Vin Biologique
Pinot Noir is often blended with other varieties, for its flavour and cellaring potential. It can also be enjoyed as a single-varietal wine. Planted since the 15th century in the Jura, on gravelly soils, it is often the first vine variety to ripen in the area. It gives red wines with a strong colour and hints of wild mushrooms, cherries and wild berries.
The vines of this Arbois Pinot Noir are cultivated under organic management since 1997. They are around thirty years’ old and now fully mature. Planted in chalky/clayey ground (Pinot Noir's favourite soil), they are now yielding their best crops and contain the Jura terroir's authentic character.

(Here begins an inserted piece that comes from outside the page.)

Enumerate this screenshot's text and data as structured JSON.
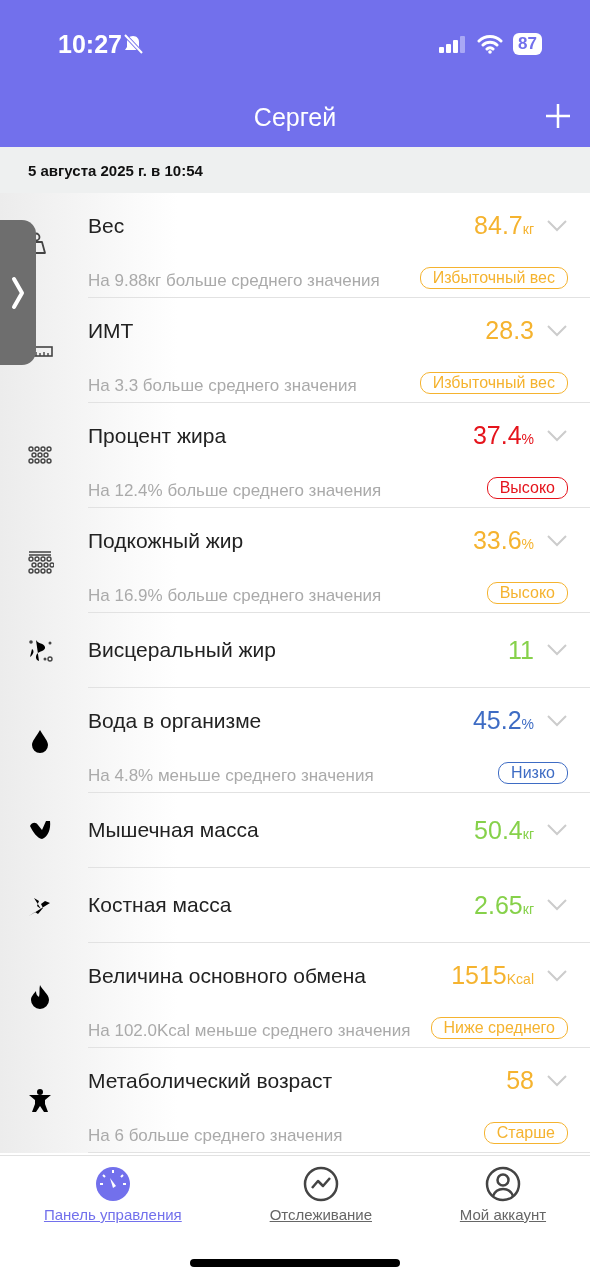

The wine’s purple colour is rivalled only by its aromas. It has a deep colour and intense aromas. The nose gives off small black berries (blackcurrant and blackberry). It has an attractive length on the palate, with a slight astringency that bodes well for the future.
To be enjoyed with quail and red berries, sautéed duck breast, oeufs en meurette (poached eggs in red wine sauce) or just with a delicious cut of roast beef.
The ideal temperature is around 14°C. (57°F.)
6 to 8 years.
Reception of the manual harvest, with sorting on sorting table. Total maceration of 12 days in thermos-regulated stainless steel tank. Followed regularly throughout the fermentation, incorporating some pumping and pigeage (punching).
At the moment of pressing, the press and drop juices are assembled and withdrawn for malolactic fermentation on fine lees.
Maturation and then ageing are carried out in oak barrels (around 20% new oak barrels) for 9 months.